Es gibt eine Anekdote über die erste Begegnung zwischen Ernest Hemingway und Ansel Adams. Hemingway soll gesagt haben: „Mr. Adams, ich liebe Ihre Fotografien. Was für eine Kamera benutzen Sie?“ Adams, sichtlich überrascht, soll geantwortet haben: „Mr. Hemingway, ich liebe Ihre Romane. Was für eine Schreibmaschine benutzen Sie?“
Die wichtigste Lektion, die ich in der IT gelernt habe, ist folgende: Die gesamte Hardware ist Schrott, die gesamte Software ist SchrottManche Dinge sind etwas besser, aber letztendlich ist alles ziemlich furchtbar, und selbst die beste Anwendung kann die tatsächlichen Bedürfnisse nur annähernd erfüllen. Die Geschichte der Informatik ist die Geschichte von Menschen, die sich an schlecht designte und schwer zu bedienende Werkzeuge angepasst und trotz ihrer Mängel Großartiges damit geleistet haben.
Nein, ich habe kein bevorzugtes Werkzeugset. Der Bogenschütze schießt den Pfeil ab, nicht den Bogen.
Haben Sie Tipps für ambitionierte Berufseinsteiger im Bereich digitales Publizieren und Medien?

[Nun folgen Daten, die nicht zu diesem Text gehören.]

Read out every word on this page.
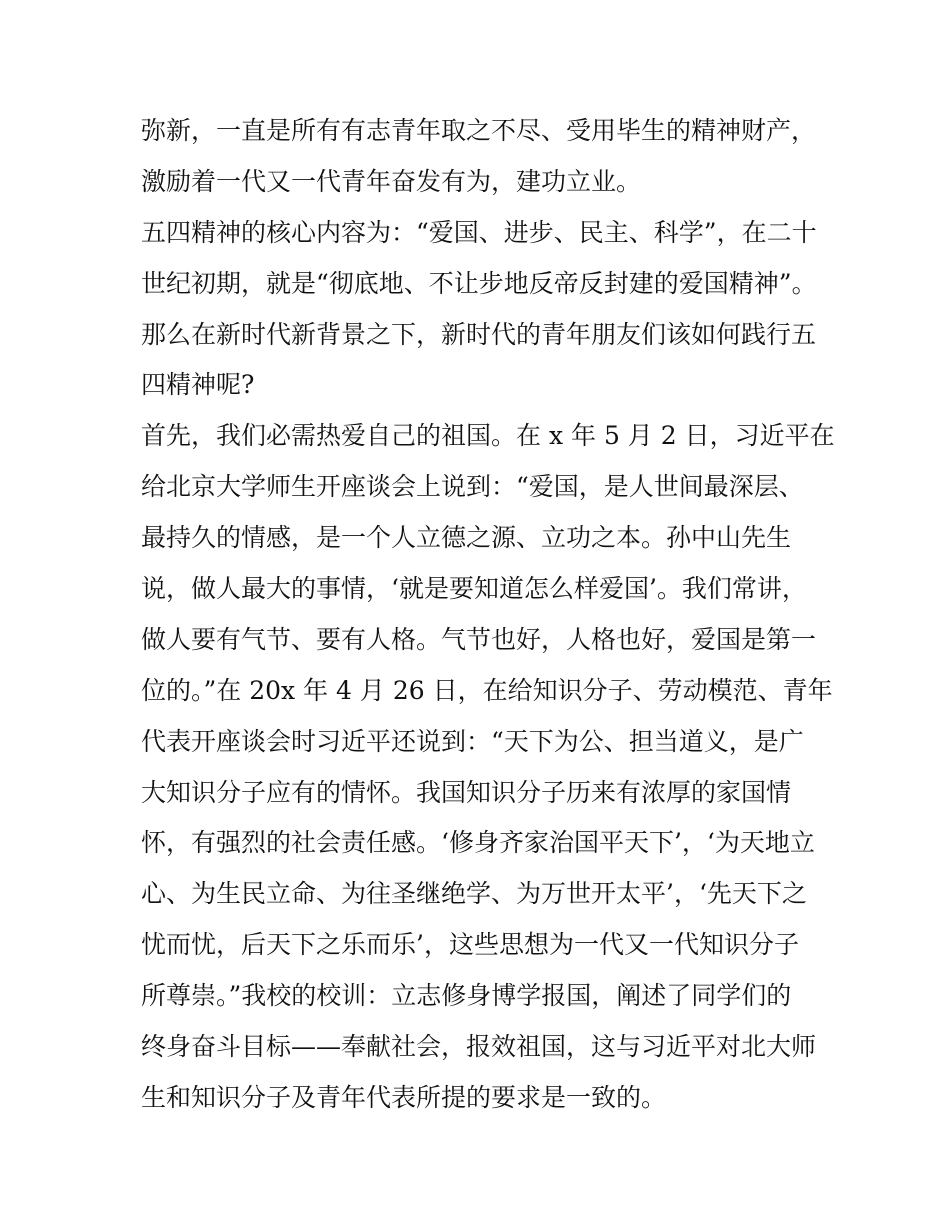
弥新，一直是所有有志青年取之不尽、受用毕生的精神财产，
激励着一代又一代青年奋发有为，建功立业。
五四精神的核心内容为：“爱国、进步、民主、科学”，在二十
世纪初期，就是“彻底地、不让步地反帝反封建的爱国精神”。
那么在新时代新背景之下，新时代的青年朋友们该如何践行五
四精神呢?
首先，我们必需热爱自己的祖国。在 x 年 5 月 2 日，习近平在
给北京大学师生开座谈会上说到：“爱国，是人世间最深层、
最持久的情感，是一个人立德之源、立功之本。孙中山先生
说，做人最大的事情，‘就是要知道怎么样爱国’。我们常讲，
做人要有气节、要有人格。气节也好，人格也好，爱国是第一
位的。”在 20x 年 4 月 26 日，在给知识分子、劳动模范、青年
代表开座谈会时习近平还说到：“天下为公、担当道义，是广
大知识分子应有的情怀。我国知识分子历来有浓厚的家国情
怀，有强烈的社会责任感。‘修身齐家治国平天下’，‘为天地立
心、为生民立命、为往圣继绝学、为万世开太平’，‘先天下之
忧而忧，后天下之乐而乐’，这些思想为一代又一代知识分子
所尊崇。”我校的校训：立志修身博学报国，阐述了同学们的
终身奋斗目标——奉献社会，报效祖国，这与习近平对北大师
生和知识分子及青年代表所提的要求是一致的。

Entwickle eine Leidenschaft fürs Lesen und lies viel. Lies alles, was du in die Finger bekommst. Man hört oft, dass man, um ein guter Schriftsteller zu sein, viel lesen muss schreibenDas stimmt insofern, als dass man ohne Übung kein guter Schriftsteller werden kann, aber der eigentliche Schlüssel zum guten Schreiben liegt darin, sich so oft und so viel wie möglich mit den Werken anderer guter Schriftsteller auseinanderzusetzen und dann deren Gewohnheiten so gut wie möglich nachzuahmen, bis man seinen eigenen Stil entwickelt – ein Prozess, der buchstäblich Jahre dauern wird.

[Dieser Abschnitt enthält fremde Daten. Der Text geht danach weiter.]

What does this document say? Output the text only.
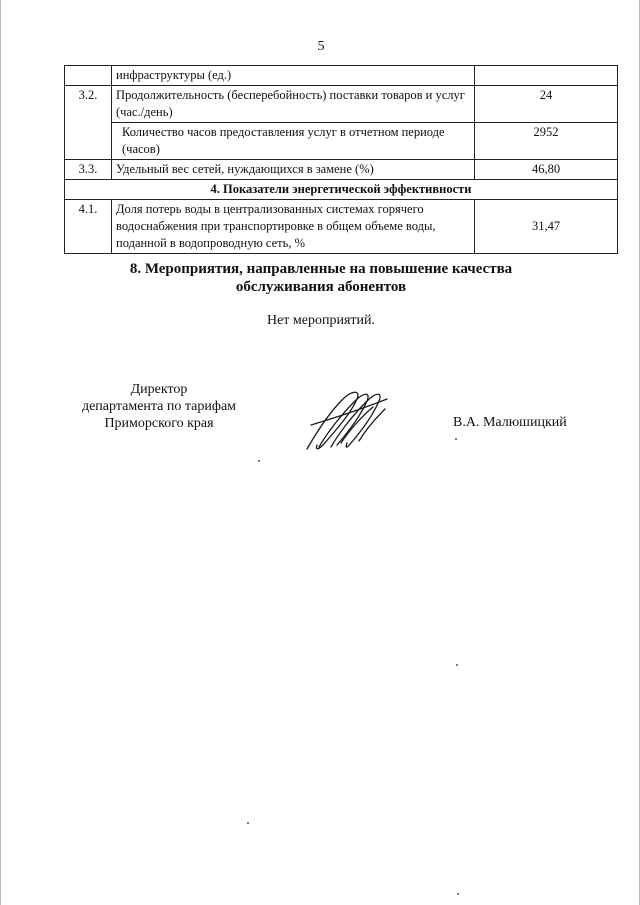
5
	инфраструктуры (ед.)	
3.2.	Продолжительность (бесперебойность) поставки товаров и услуг (час./день)	24
	Количество часов предоставления услуг в отчетном периоде (часов)	2952
3.3.	Удельный вес сетей, нуждающихся в замене (%)	46,80
4. Показатели энергетической эффективности		
4.1.	Доля потерь воды в централизованных системах горячего водоснабжения при транспортировке в общем объеме воды, поданной в водопроводную сеть, %	31,47
8. Мероприятия, направленные на повышение качества
обслуживания абонентов
Нет мероприятий.
Директор
департамента по тарифам
Приморского края	В.А. Малюшицкий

Man kann kein guter Schriftsteller sein, wenn man nicht nur die Grammatikregeln kennt, sondern auch die fühlen Grammatik – wann man formell sein sollte und wann man etwas Lockerheit und Humor einfließen lassen kann. Wann man scherzen darf und wann man unter keinen Umständen witzig sein sollte. Wann Sarkasmus angebracht ist und wann man ernst sein sollte. Wie man eine gute Metapher bildet und wann man besser darauf verzichtet. Nur viel Lesen wird dir zeigen, was wirklich funktioniert und was nicht.
Und ja, es hilft auch, zwischen 200.000 und 300.000 Wörter pro Jahr zu schreiben. Das würde ich ebenfalls empfehlen.